Wagner, Rudolf G., “The Shenbao in Crisis: the International Environment and the Conflict Between Guo Songtao and the Shenbao” (1999)
Title : “The Shenbao in Crisis: the International Environment and the Conflict Between Guo Songtao and the Shenbao”
Author(s) : Wagner, Rudolf G.
Year : 1999
Type : Journal article
Subject : History
Keywords : culture;foreigners;press
Journal : Late Imperial China
Volume : 20
Number : 1
Start page : 107
End page : 138
Language:Name : English
Support : Print
Abstract : In 1872 Ernest Major, a British subject, began publishing a Chinese-language newspaper, Shenbao, in Shanghai.

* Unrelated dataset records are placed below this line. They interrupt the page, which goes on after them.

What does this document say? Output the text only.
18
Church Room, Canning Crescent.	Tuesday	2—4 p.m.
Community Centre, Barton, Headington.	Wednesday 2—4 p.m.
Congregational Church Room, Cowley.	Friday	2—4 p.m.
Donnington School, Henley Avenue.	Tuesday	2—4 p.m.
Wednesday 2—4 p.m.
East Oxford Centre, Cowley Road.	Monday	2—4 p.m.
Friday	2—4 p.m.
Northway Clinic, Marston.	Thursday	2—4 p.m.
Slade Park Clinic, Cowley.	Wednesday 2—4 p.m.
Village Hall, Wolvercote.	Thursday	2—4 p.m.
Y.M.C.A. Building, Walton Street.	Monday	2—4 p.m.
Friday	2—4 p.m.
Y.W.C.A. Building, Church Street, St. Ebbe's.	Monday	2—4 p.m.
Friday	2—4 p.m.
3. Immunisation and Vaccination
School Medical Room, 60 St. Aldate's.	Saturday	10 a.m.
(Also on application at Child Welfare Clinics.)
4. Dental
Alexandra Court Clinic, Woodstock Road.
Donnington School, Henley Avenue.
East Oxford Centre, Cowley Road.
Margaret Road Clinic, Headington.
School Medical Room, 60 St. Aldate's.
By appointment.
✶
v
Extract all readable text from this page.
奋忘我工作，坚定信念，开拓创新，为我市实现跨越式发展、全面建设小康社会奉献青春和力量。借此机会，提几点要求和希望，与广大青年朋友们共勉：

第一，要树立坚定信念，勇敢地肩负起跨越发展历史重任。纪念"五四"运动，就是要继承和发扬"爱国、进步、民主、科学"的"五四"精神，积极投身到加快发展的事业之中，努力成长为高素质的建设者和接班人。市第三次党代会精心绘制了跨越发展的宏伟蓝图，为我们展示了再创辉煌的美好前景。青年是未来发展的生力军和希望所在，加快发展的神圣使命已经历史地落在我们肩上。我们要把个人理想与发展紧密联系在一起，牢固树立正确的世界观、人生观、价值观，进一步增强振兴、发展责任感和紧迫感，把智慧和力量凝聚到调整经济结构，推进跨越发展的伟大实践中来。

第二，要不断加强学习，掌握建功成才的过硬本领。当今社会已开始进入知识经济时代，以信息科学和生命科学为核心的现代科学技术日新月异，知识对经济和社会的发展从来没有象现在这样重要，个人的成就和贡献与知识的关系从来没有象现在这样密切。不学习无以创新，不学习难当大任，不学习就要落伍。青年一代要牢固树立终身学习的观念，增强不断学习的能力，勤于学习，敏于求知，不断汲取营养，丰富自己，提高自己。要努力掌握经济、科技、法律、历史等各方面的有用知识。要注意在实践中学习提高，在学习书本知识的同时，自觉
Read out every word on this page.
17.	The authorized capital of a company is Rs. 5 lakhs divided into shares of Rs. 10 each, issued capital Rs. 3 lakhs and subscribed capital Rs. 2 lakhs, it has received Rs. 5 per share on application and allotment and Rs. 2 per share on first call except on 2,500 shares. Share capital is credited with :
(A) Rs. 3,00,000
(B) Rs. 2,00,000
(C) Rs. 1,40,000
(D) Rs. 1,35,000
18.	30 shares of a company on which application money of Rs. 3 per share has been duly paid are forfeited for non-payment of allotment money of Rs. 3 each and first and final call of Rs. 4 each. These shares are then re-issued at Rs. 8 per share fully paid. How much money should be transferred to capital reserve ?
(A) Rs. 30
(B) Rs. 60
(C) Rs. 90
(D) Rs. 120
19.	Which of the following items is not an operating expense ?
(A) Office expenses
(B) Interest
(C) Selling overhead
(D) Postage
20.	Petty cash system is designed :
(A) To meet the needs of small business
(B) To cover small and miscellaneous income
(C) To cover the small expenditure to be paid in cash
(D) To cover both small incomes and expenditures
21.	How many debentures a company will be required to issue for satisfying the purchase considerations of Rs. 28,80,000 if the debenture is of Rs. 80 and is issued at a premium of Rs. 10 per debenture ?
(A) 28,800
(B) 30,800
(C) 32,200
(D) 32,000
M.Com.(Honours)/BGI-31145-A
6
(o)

As a result of two misunderstood articles that were intended to praise Guo Songtao, China's ambassador to Great Britain when the first article appeared, the continued publication of Shenbao was called into question. This took place at a time when a British-owned, Japanese-language paper came under pressure from the Japanese government (with British plenipotentiary in Tokyo Sir Harry Parkes siding with the Japanese government) and when Britain was increasingly concerned with the growth of a native press in India. Under these circumstances the British consul in Shanghai, earlier supportive of Shenbao's independence, was not prepared to back the paper. Further complications resulted from China's reticence to recognize other nations as true equals, a Chinese lack of respect for diplomats and journalists, and British unfamiliarity with the style of Chinese discourse. Eventually Major apologized to Guo in print and in person, the paper endured, and both parties continued to see themselves as having been wrongly treated.